Many investors do not appear to be convinced by the outcomes-oriented approach, based on their actions.
Assets under management in inflation-protected exchange-traded products increased by 74% in the last year, according to Securities and Exchange Commission data.
Additionally, as evidenced by these record inflows, inflationary fears may be spreading rather than remaining an outlier viewpoint. Moreover, it alludes to the fact that many investors believe that the US Federal Reserve and other central banks are potentially behind the curve when it comes to economic growth.
There is a substantial tail risk that central bankers will be unable to maintain price stability regardless of the outcome of the inflation debate. As a result, inflation hedges are gaining popularity, as evidenced by the increased inflows of funds discussed previously.
There is a small group of hard assets that we believe will outperform the market during an inflationary period, and we believe bitcoin is one of these assets.
Bitcoin as a hedge against inflation
From a theoretical standpoint, it makes sense that bitcoin would serve as a hedge against inflation.
The asset is what an economist would refer to as a “real asset,” which is defined as an asset with a limited and predictable supply that is frequently priced in US dollars.
If the supply of US dollars or any other fiat currency is increasing, or if the supply of any other fiat currency is decreasing, then it is likely that bitcoin will appreciate in value relative to those currencies, even if its purchasing power remains stagnant.
According to the available data, bitcoin is beginning to play the role of inflation hedge.

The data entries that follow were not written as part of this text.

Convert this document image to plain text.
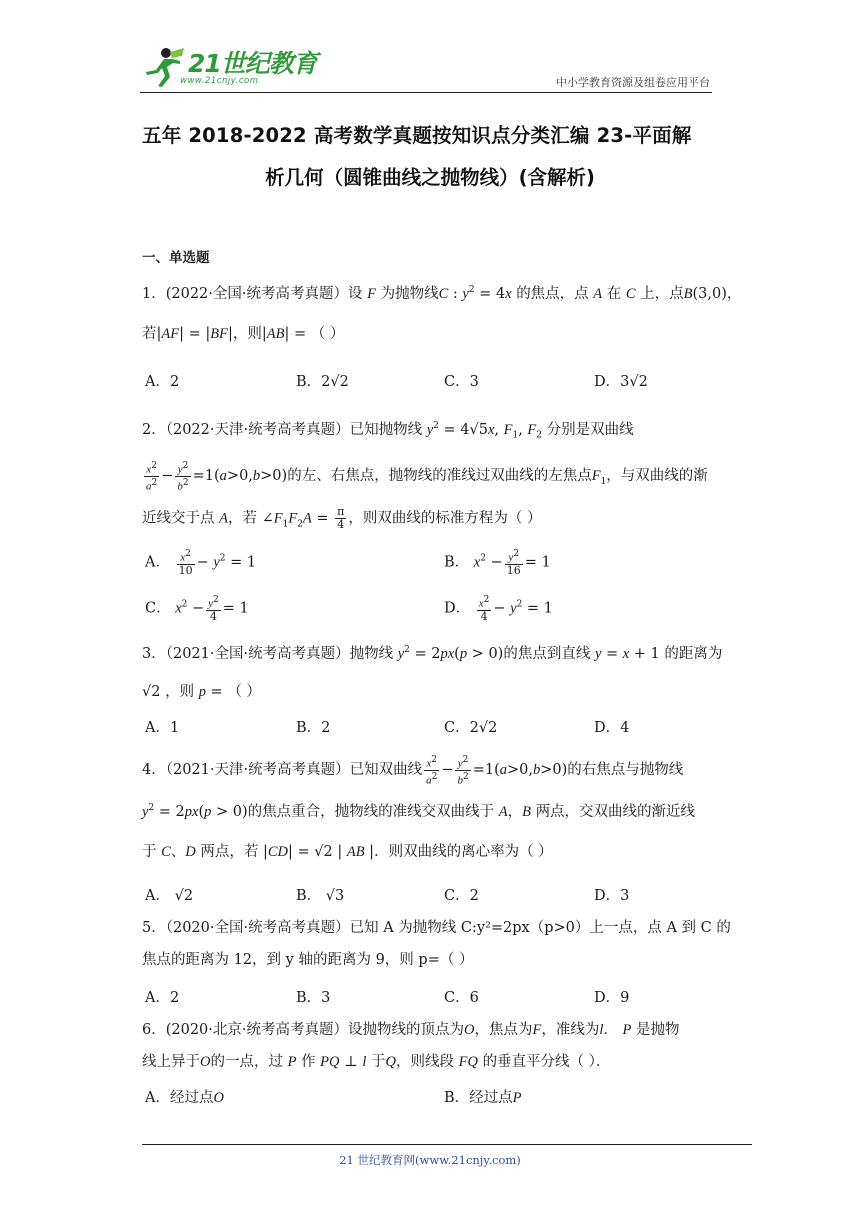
21世纪教育
www.21cnjy.com	中小学教育资源及组卷应用平台
五年 2018-2022 高考数学真题按知识点分类汇编 23-平面解
析几何（圆锥曲线之抛物线）(含解析)
一、单选题
1．(2022·全国·统考高考真题）设 F 为抛物线C : $y^2 = 4x$ 的焦点，点 A 在 C 上，点B(3,0)，
若|AF| = |BF|，则|AB| = （ ）
A．2	B．2√2	C．3	D．3√2
2．（2022·天津·统考高考真题）已知抛物线 $y^2 = 4√5x$, $F_1$, $F_2$ 分别是双曲线
$\frac{x^2}{a^2} - \frac{y^2}{b^2} =1(a>0,b>0)$的左、右焦点，抛物线的准线过双曲线的左焦点$F_1$，与双曲线的渐
近线交于点 A，若 $\angle F_1F_2A = \frac{\pi}{4}$ ，则双曲线的标准方程为（ ）
A． $\frac{x^2}{10} - y^2 = 1$	B． $x^2 - \frac{y^2}{16} = 1$
C． $x^2 - \frac{y^2}{4} = 1$	D． $\frac{x^2}{4} - y^2 = 1$
3．（2021·全国·统考高考真题）抛物线 $y^2 = 2px(p > 0)$的焦点到直线 y = x + 1 的距离为
√2 ，则 p = （ ）
A．1	B．2	C．2√2	D．4
4．（2021·天津·统考高考真题）已知双曲线 $\frac{x^2}{a^2} - \frac{y^2}{b^2} =1(a>0,b>0)$的右焦点与抛物线
$y^2 = 2px(p > 0)$的焦点重合，抛物线的准线交双曲线于 A，B 两点，交双曲线的渐近线
于 C、D 两点，若 |CD| = √2 | AB |．则双曲线的离心率为（ ）
A． √2	B． √3	C．2	D．3
5．（2020·全国·统考高考真题）已知 A 为抛物线 C:y²=2px（p>0）上一点，点 A 到 C 的
焦点的距离为 12，到 y 轴的距离为 9，则 p=（ ）
A．2	B．3	C．6	D．9
6．(2020·北京·统考高考真题）设抛物线的顶点为O，焦点为F，准线为l． P 是抛物
线上异于O的一点，过 P 作 PQ ⊥ l 于Q，则线段 FQ 的垂直平分线（ ）．
A．经过点O	B．经过点P
21 世纪教育网(www.21cnjy.com)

Studying how prices have changed over time in relation to changes in inflation over two-year periods since it was established in 2009 reveals that the relationship is becoming stronger, with an R2 of 0.30 at the current time (since 2019).
In addition, the relationship between bitcoin and inflation is currently more favorable than the relationship between inflation and gold at this time.
Citi compiles an index that tracks unexpected, or ‘surprise’ inflation, by measuring inflation forecasts versus delivered results.
When inflation rates exceed zero, inflation exceeds expectations, and vice versa. Additionally, despite the fact that this association is relatively recent, Bitcoin has a recent but potentially compelling association with unexpected inflation. We discovered during our investigation that bitcoin appears to respond positively when inflation figures exceed expectations, rising when actual inflation figures exceed expectations.
We acknowledge that the relationship between bitcoin and inflation is most likely inconclusive at the moment due to the study’s small sample size. Finally, it’s worth noting that the relationship has steadily improved over time, bolstering the case for bitcoin as a legitimate financial asset.
Bitcoin is maturing as an investment vehicle.
A growing body of evidence indicates that bitcoin is gaining in value. Following the Federal Open Market Committee’s most recent statement (16th June), in which an unexpectedly hawkish tone was expressed, silver and gold prices moved in strikingly similar directions. Bitcoin is behaving as investors would expect a real asset to behave, increasing in value as the US dollar declines and decreasing in value as the dollar rises, as demonstrated by the chart above.
Despite the fact that we have no way of knowing how inflation will behave over the next five years, we believe that adding bitcoin and other real assets to portfolios is a prudent move to protect them from the risk of inflation spiraling out of control. Bitcoin’s inflation-protective properties are becoming increasingly clear, as evidenced by increased investor participation and an improvement in its relationship with consumer prices, which was previously a theoretical concept.